Your knee wall is not clearly load bearing. It may or may not be load bearing. It may also not have been there when the house was first built, added later so the attic could be finished, and has since become a load bearing component.
To really figure this out, consult with a real structural engineer, not strangers on the internet. A house may be built with unsupported rafters. It works fine for the snow load you get with an uninsulated roof. The lumber is fresh and undamaged. Someone decides to finish the attic, puts in knee walls. Insulates the new finished space. House ages, rafters degrade, crack, etc. Now there's more snow load on the inulsated roof that is also somewhat weaker. The knee wall becomes structural. But it's still resting on the same floor and that floor wasn't built to support a knee wall and a roof so your ceilings below crack and the floors sag from the load too. It's not catastrophic but it's a common thing that happens with knee walls/rafters in finished attics.

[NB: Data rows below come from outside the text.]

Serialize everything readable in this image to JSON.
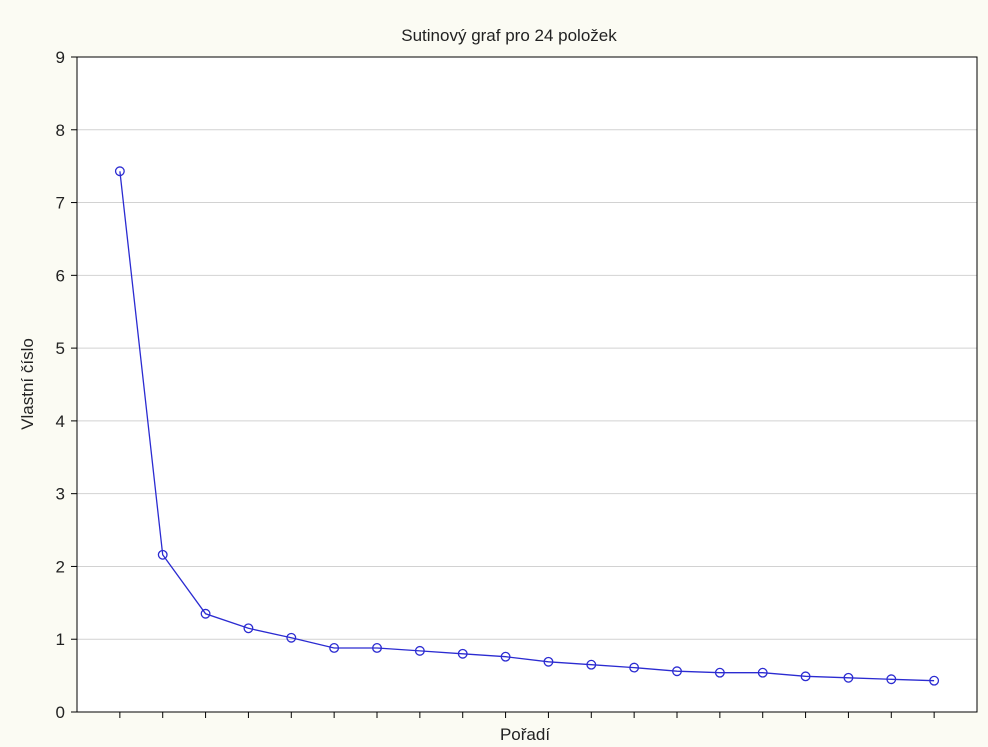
{
  "colors": {
    "background": "#fbfbf3",
    "plot_background": "#ffffff",
    "series": "#2b2bd1",
    "grid": "#d2d2d2",
    "axis": "#000000",
    "text": "#222222"
  },
  "chart_data": {
    "type": "line",
    "title": "Sutinový graf pro 24 položek",
    "xlabel": "Pořadí",
    "ylabel": "Vlastní číslo",
    "ylim": [
      0,
      9
    ],
    "yticks": [
      0,
      1,
      2,
      3,
      4,
      5,
      6,
      7,
      8,
      9
    ],
    "xlim": [
      0,
      21
    ],
    "x_tick_labels_shown": false,
    "grid": "horizontal",
    "legend": "none",
    "marker": "open-circle",
    "series": [
      {
        "x": [
          1,
          2,
          3,
          4,
          5,
          6,
          7,
          8,
          9,
          10,
          11,
          12,
          13,
          14,
          15,
          16,
          17,
          18,
          19,
          20
        ],
        "values": [
          7.43,
          2.16,
          1.35,
          1.15,
          1.02,
          0.88,
          0.88,
          0.84,
          0.8,
          0.76,
          0.69,
          0.65,
          0.61,
          0.56,
          0.54,
          0.54,
          0.49,
          0.47,
          0.45,
          0.43
        ]
      }
    ]
  }
}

Bottom line is it's complicated.
In theory, if you knock out some studs in that knee wall and put in properly sized headers you should be fine. However, now you are no longer spreading the load evenly across as many joists in the floor below and the floor may not like that. Now you have a wavy floor and cracked ceilings downstairs.
Or maybe that knee wall is strictly cosmetic. Your rafters are thick old timbers, your floor joists are super-strong and in perfect shape. We can't tell. You're also adding a good amount of weight: all that trim and drawers (not to mention the stuff you're putting in there) is going to be heavy. A good structural engineer should be able to give you a better idea.